Después de los otros dos, el recuerdo más antiguo que tenía era un sueño. Sonaban unos pasos que se movían acompasadamente con un ritmo tan preciso como el tictac de un reloj de pared. Por el largo pasillo de su casa, veía acercarse un híbrido de hombre y cocodrilo que venía erguido, con unas botas de cuero, un pantalón verde, una casaca larga de color marrón con amplias bocamangas de color gris y, sobre su cabeza de reptil, un sombrero de copa de fieltro negro. En un primer momento, se ocultó bajo las mantas, pero el andar acompasado de la bestia no cesaba. Entonces se bajó de la cama e intentó correr, pero no podía mover los pies, porque los tenía pegados al suelo. Los pasos se oían cada vez más cerca. Quiso gritar, pero tampoco le salían las palabras. Comenzó a sudar y sintió que aquel híbrido le pegaba fuertes patadas en su vientre, clavándole las puntas afiladas de sus botas de cuero. Cuando creyó que llegaba su fin, el monstruo, riéndose, comenzó a desfigurarse, alternando imágenes finas y gruesas como si, al desvanecerse, estuviera atravesando sucesivamente espejos cóncavos y convexos. Ahora recordaba que entonces habían atribuido tan horrible pesadilla a una indigestión de albóndigas.

Tras desistir de la trampa del libro, pensó que, tal vez, la música podría atraerlo. Fue a una tienda de antigüedades que estaba junto al cementerio. Sus dueños eran gitanos ambulantes que, guiados por las esquelas, acudían al cierre de las casas y adquirían lotes a muy bajo precio. Una de las últimas veces que había estado allí, había visto una trompeta y, aunque cambiada de sitio, aún seguía allí. Tenía grabado BESSONS & CO., LONDON. W.C.Z y debajo unos números. Pagó por ella lo que le pidieron y se la llevó envuelta en un papel de periódico. Meditó sobre cómo había de ponerla, para lograr que viniera a buscarla. Esperó a que hiciera un día de sol radiante, y colocó la trompeta sobre un taburete, haciendo que le dieran de lleno los rayos del sol. Creyó que el brillo atraería su atención y que, esta vez, no podría resistirse. Pero tampoco entonces apareció.

Cuando el sol dejó de iluminarla, retiró la trompeta del taburete, guardándola en su estuche de madera forrado de seda roja. Aunque era bonita, y al parecer más valiosa de lo que había pagado por ella, fue a ver a los gitanos con el fin de deshacer el trato. Le contó a Gabriel para qué había comprado la trompeta y sus otros fracasos anteriores: la espera nocturna y el señuelo del libro. El gitano, mirándolo fijamente, le contó cómo podía conseguirlo. Tenía que sumergirse en lo más profundo de su mente y descubrir, por su orden, los tres recuerdos más antiguos de su vida. Después, tenía que dar una vuelta a la manzana y entrar en casa.

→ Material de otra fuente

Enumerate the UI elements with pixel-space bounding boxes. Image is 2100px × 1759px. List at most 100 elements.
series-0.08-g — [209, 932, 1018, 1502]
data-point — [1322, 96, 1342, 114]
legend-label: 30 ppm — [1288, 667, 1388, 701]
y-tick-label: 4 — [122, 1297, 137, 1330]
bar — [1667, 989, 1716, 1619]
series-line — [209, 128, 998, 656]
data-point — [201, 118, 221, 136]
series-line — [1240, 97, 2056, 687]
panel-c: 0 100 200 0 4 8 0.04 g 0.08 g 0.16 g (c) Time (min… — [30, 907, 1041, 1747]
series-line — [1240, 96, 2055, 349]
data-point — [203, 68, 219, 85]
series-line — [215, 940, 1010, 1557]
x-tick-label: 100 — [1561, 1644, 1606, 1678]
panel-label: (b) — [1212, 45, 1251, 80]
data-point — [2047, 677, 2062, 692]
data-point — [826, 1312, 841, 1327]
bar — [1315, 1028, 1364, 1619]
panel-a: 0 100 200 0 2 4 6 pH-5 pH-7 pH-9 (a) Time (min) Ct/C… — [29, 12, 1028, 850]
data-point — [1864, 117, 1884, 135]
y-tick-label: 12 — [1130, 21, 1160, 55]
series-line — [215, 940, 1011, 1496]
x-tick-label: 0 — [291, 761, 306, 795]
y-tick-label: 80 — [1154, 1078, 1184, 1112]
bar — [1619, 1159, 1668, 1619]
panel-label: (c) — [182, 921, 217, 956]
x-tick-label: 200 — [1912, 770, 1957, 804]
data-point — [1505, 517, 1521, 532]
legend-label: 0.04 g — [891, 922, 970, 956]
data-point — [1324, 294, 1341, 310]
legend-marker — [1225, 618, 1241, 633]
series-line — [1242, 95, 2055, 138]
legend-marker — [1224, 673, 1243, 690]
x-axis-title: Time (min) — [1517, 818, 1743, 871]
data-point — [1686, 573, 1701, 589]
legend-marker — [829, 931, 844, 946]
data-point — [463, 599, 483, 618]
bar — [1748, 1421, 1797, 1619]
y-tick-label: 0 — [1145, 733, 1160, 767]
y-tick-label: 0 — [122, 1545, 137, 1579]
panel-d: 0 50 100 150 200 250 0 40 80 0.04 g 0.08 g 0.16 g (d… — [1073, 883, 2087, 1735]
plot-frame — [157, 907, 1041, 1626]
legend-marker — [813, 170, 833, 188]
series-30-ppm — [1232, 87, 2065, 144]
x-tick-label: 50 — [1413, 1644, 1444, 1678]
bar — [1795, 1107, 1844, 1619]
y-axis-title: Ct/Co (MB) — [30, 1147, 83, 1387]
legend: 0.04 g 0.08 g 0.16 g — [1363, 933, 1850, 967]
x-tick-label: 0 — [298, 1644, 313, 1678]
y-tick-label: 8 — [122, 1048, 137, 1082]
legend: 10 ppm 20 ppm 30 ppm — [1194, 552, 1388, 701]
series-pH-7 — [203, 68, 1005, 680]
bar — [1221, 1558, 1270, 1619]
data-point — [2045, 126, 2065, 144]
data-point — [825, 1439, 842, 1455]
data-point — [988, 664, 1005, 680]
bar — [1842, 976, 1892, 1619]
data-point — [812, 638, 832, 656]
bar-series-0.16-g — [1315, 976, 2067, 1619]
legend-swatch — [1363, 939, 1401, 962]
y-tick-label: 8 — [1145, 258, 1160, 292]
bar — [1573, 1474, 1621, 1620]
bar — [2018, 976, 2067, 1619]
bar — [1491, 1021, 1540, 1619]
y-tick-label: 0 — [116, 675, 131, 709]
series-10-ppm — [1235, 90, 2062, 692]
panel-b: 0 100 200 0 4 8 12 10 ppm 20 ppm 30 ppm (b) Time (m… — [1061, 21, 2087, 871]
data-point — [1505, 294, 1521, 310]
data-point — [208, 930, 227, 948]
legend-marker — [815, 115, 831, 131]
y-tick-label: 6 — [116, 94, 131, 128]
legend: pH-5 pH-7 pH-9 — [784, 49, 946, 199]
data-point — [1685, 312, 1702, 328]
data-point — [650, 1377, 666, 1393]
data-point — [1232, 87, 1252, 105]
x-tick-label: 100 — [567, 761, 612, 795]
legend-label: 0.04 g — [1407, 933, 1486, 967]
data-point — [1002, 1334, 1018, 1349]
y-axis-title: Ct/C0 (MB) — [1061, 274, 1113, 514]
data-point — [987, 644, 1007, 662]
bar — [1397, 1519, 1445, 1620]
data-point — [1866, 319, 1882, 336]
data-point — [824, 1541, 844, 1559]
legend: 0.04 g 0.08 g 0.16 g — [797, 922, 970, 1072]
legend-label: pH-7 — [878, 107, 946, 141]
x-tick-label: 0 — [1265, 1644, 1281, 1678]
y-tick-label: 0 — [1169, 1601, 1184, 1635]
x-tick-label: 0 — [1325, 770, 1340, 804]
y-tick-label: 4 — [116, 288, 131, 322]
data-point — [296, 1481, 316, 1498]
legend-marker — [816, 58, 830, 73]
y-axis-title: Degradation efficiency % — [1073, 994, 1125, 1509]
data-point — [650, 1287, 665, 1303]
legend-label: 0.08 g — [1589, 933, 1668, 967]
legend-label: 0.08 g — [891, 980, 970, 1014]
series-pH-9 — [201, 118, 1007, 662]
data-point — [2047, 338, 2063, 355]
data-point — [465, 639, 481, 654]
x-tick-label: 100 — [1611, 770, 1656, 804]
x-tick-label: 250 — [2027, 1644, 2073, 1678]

Seleccionados y ordenados los recuerdos, salió a dar la vuelta a la  manzana. Caminaba muy despacio, y tal y como le había entendido a Gabriel, comenzó a recordar aquellos tres episodios lejanos de su vida. Al llegar al final del tercer recuerdo, se encontraba delante de la puerta de su casa. Y entró. Pero se olvidó de mirar hacia atrás y, por eso, tampoco esta vez pudo verse.